After its stock reached all-time highs in February, Galapagos (NASDAQ:GLPG) saw those gains disappear. Don't fret, though. The stock price is down less than 1% year to date -- a decrease many investors, and companies, can only dream of in the current environment.

Is Galapagos's lack of price decline a signal of quality, and should investors look to acquire shares now despite the company's healthy valuation? Let's dig in.

Ascending stacks of tablets next to open medicine container on top of $100 bills.

Image Source: Getty Images

2020 will be a significant year for Galapagos. The company's lead drug, filgotinib, awaits regulatory approval in the U.S., Europe, and Japan as a treatment for moderate to severe rheumatoid arthritis (RA). Galapagos also expects to report top-line data this quarter from a phase 3 clinical trial of filgotinib in patients with ulcerative colitis. Beyond filgotinib, three additional pipeline drugs should report results from mid-stage clinical trials. Finally, Galapagos expects to see early clinical data from its novel "Toledo" program for inflammation.

Financial strength

Galapagos boasts a huge war chest, in excess of 1.86 billion euros, to fund its research and development. The company can thank its strategic partner Gilead (NASDAQ:GILD) for that; last August, the two companies entered into a 10-year global research and development collaboration for multiple products. Gilead paid $3.95 billion and made a $1.1 billion equity investment into Galapagos. This built upon a previous 2015 arrangement to co-develop and commercialize filgotinib. In that deal, Gilead paid $300 million and made a $425 million equity investment up front, and it will continue to pay milestones and royalties.

In short, investors should take comfort in Galapagos's healthy cash position and its alignment with one of the world's leading biopharma companies.

Filgotinib approval decision

The biggest catalyst for Galapagos will be the potential approval of filgotinib. Interestingly, filgotinib was submitted to European and Japanese regulators before the U.S. Food and Drug Administration (FDA). Last August, the European Medicines Agency validated filgotinib's marketing application, meaning the agency acknowledged receipt of the submission and an intent to review it. In October, a submission for approval of filgotinib as a treatment for RA was submitted to the Japanese Ministry of Health, Labor and Welfare.

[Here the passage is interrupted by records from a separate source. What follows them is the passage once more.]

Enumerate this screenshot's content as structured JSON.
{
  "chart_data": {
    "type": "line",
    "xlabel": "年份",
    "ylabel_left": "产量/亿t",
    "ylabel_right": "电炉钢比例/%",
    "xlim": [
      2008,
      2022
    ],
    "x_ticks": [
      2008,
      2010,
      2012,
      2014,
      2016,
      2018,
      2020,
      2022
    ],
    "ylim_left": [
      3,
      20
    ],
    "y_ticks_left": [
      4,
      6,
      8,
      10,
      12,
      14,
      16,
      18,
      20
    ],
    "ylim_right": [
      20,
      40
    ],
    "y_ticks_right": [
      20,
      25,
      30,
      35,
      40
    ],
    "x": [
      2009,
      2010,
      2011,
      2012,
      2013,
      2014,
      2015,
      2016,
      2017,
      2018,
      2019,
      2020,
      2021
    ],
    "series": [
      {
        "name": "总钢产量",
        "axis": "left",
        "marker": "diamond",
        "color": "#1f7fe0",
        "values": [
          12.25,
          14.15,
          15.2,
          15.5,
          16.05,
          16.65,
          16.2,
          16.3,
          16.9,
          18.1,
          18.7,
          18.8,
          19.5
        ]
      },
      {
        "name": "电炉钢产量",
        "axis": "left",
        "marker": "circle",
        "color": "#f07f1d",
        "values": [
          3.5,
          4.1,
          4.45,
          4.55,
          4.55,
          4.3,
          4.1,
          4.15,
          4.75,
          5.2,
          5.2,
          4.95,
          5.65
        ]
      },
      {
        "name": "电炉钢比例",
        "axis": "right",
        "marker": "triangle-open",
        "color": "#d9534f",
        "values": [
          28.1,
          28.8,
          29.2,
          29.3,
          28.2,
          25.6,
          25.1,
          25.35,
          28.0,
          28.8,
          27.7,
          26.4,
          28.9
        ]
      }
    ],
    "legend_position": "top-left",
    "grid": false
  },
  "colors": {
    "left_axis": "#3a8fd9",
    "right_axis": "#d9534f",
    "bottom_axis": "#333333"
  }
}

Gilead announced on Dec. 19 that it had submitted a New Drug Application (NDA) to the FDA for filgotinib as a treatment for moderate to severe RA. Gilead used a priority review voucher, which commits the FDA to reviewing the NDA within a six-month timeframe instead of the standard 10 months. This means the decision deadline will fall in June.

According to a January 2020 report to Congress from the U.S. Government Accountability Office, Gilead bought the priority review voucher from Ultragenyx Pharmaceutical (NASDAQ:RARE) for $80.6 million. This means that Gilead perceives getting to market four months earlier as being of greater value than the price of the voucher. This is a potential signal of management's confidence in the drug, and it could also indicate a competitive field in which a head start to establish market share could prove to have long-term benefit.

Competition looms

Gilead faces stiff competition in RA, which affects more than 1 million people in the United States. There are currently three FDA-approved drugs for RA that inhibit enzymes called Janus kinases (JAK) to reduce inflammation, the same mechanism used by filgotinib. AbbVie (NYSE:ABBV) received FDA approval last August for Rinvoq, its once-daily oral treatment for patients with moderate to severely active RA who have an inadequate or intolerant response to an existing RA treatment called methotrexate. Beyond Rinvoq, there's also Olumiant from Eli Lilly (NYSE:LLY) and Xeljanz from Pfizer (NYSE:PFE). However, not all of these drugs are equal, and each has its drawbacks. For example, last year the FDA added a boxed warning label to Xeljanz stating the drug increased the risk of blood clots and death. Galapagos and Gilead will need to differentiate filgotinib from the others to be successful.

Galapagos will take the commercial lead in certain European countries (France, Germany, Italy, Spain, the UK, Belgium, the Netherlands, and Luxembourg), leaving the rest of the world to Gilead. In Japan, Gilead teamed up with Japanese pharma Eisai to distribute and co-promote filgotinib to the 600,000 to 1 million Japanese people suffering from RA.

The takeaway

Biotech investors will be focused on the potential approval and subsequent launch of filgotinib this year. This article has not even touched on the other indications for filgotinib, several of which are in late-stage clinical testing, or the pipeline candidates which hold promise. The current valuation, in excess of $13 billion, makes me think the potential is already priced in. I want to see how the launch of filgotinib in RA goes. In the meantime, other drug stocks offer better chances for outsized returns.